BTQ was the scheme under which you were entitled to acquire foreign exchange for foreign travel for personal purposes, including for making payments for hotels, overseas train and bus travel, tours, and other such things. You had to just fill in a simple form with a declaration, and provide a copy of your ticket and passport, on the basis of which you could draw foreign exchange from a bank or a money changer. If you were doing your booking through a travel agent, the agent would acquire the foreign exchange in your name under your BTQ limit.

Now that BTQ is a part of the LRS limit, the new LRS forms apply when you draw foreign exchange for the purposes of your foreign travel. Besides your name, address and bank account number, you now also need to furnish your Permanent Account Number (PAN) under the new LRS form.

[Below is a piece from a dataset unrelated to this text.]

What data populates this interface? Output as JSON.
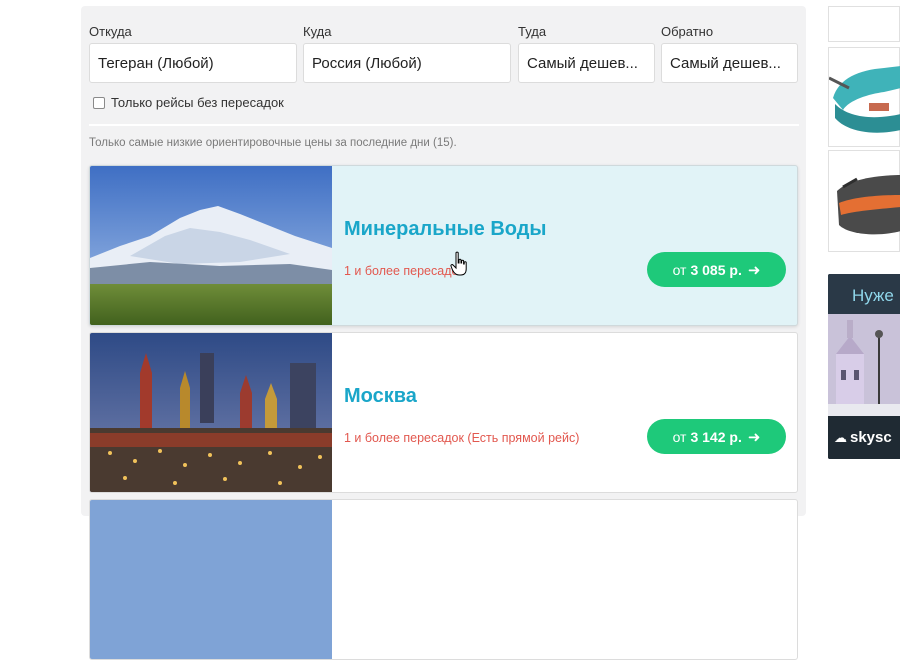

You also have to state the sources of funds from which you are funding the purchase of foreign exchange. Further, you have to provide details of all transactions made under the LRS during the financial year, prior to the intended transaction, stating the date, amount and bank or money changer through which such transactions were executed.

Banks as well as money changers are required to comply with know-your-customer (KYC) guidelines and anti-money laundering (AML) rules, before release of the foreign exchange. In this regard, banks would have to furnish a monthly statement of all such transactions with the Reserve Bank of India, giving details only of total number of persons utilising the facility and the amount utilised.

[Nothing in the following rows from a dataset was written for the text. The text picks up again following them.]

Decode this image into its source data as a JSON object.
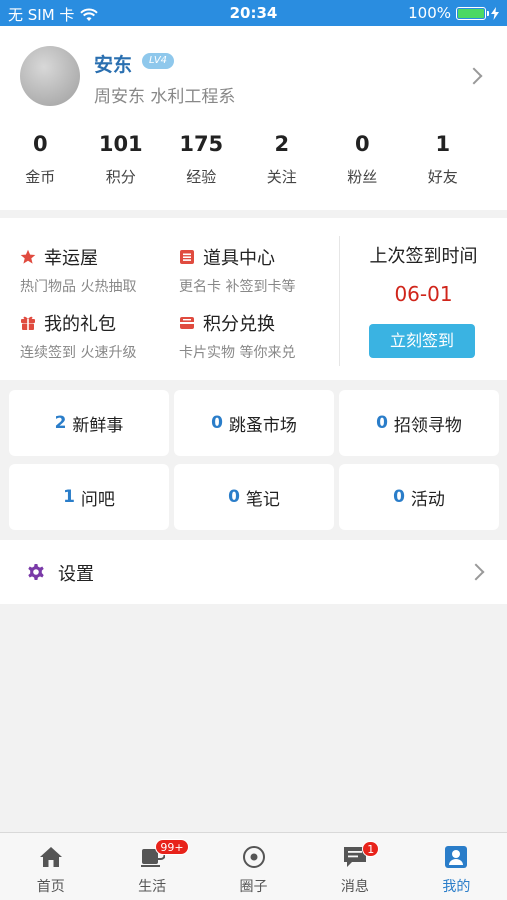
{
  "status_bar": {
    "carrier": "无 SIM 卡",
    "time": "20:34",
    "battery": "100%",
    "battery_level": 1.0
  },
  "profile": {
    "name": "安东",
    "level": "LV4",
    "subtitle": "周安东 水利工程系",
    "stats": [
      {
        "value": "0",
        "label": "金币"
      },
      {
        "value": "101",
        "label": "积分"
      },
      {
        "value": "175",
        "label": "经验"
      },
      {
        "value": "2",
        "label": "关注"
      },
      {
        "value": "0",
        "label": "粉丝"
      },
      {
        "value": "1",
        "label": "好友"
      }
    ]
  },
  "features": [
    {
      "title": "幸运屋",
      "desc": "热门物品 火热抽取",
      "icon": "star-icon"
    },
    {
      "title": "道具中心",
      "desc": "更名卡 补签到卡等",
      "icon": "toolbox-icon"
    },
    {
      "title": "我的礼包",
      "desc": "连续签到 火速升级",
      "icon": "gift-icon"
    },
    {
      "title": "积分兑换",
      "desc": "卡片实物 等你来兑",
      "icon": "exchange-icon"
    }
  ],
  "checkin": {
    "title": "上次签到时间",
    "date": "06-01",
    "button": "立刻签到"
  },
  "tiles": [
    {
      "count": "2",
      "label": "新鲜事"
    },
    {
      "count": "0",
      "label": "跳蚤市场"
    },
    {
      "count": "0",
      "label": "招领寻物"
    },
    {
      "count": "1",
      "label": "问吧"
    },
    {
      "count": "0",
      "label": "笔记"
    },
    {
      "count": "0",
      "label": "活动"
    }
  ],
  "settings": {
    "label": "设置",
    "icon": "gear-icon"
  },
  "tabbar": [
    {
      "label": "首页",
      "icon": "home-icon"
    },
    {
      "label": "生活",
      "icon": "coffee-cup-icon",
      "badge": "99+"
    },
    {
      "label": "圈子",
      "icon": "circle-icon"
    },
    {
      "label": "消息",
      "icon": "chat-icon",
      "badge": "1"
    },
    {
      "label": "我的",
      "icon": "profile-icon",
      "active": true
    }
  ],
  "colors": {
    "accent": "#2a8de0",
    "link": "#2a7dc9",
    "badge": "#e8231b",
    "checkin_date": "#d0251b",
    "checkin_button": "#3ab3e2"
  }
}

All this would mean that drawing foreign exchange for foreign travel would now be subject to more stringent verification of identity, PAN and address, and that there would now be a clear trail of transactions effected in foreign exchange through banks and money changers.

It is, therefore, only a matter of time that the tax authorities lay down a procedure for banks and money changers to file a statement giving details of such foreign exchange drawn with the tax authorities, which can be sorted by the PAN of the applicants.

Likely hurdles

There would, of course, be various issues as to whether a person who does not have a PAN can draw foreign exchange for foreign travel; what happens in cases where the foreign travel is funded by another person; and others. These issues will hopefully get sorted out soon.

This method of collection of information by the tax department, with its enhanced computer systems, is a far superior one than the earlier proposed method of asking a taxpayer to give such information in her income tax return. This is also in tune with the information gathering exercise being carried out by the Income Tax Department in respect of other financial transactions, such as purchase of property and transactions on stock exchanges. This will help in building a 360-degree profile of a taxpayer’s transactions.

Therefore, this is a welcome step being taken by the government to address the problem of local black money. Of course, the success of the initiative would depend on proper compliance by the banks and money changers, as well as proper processing and utilisation of such data collected by tax authorities.

Gautam Nayak is a chartered accountant.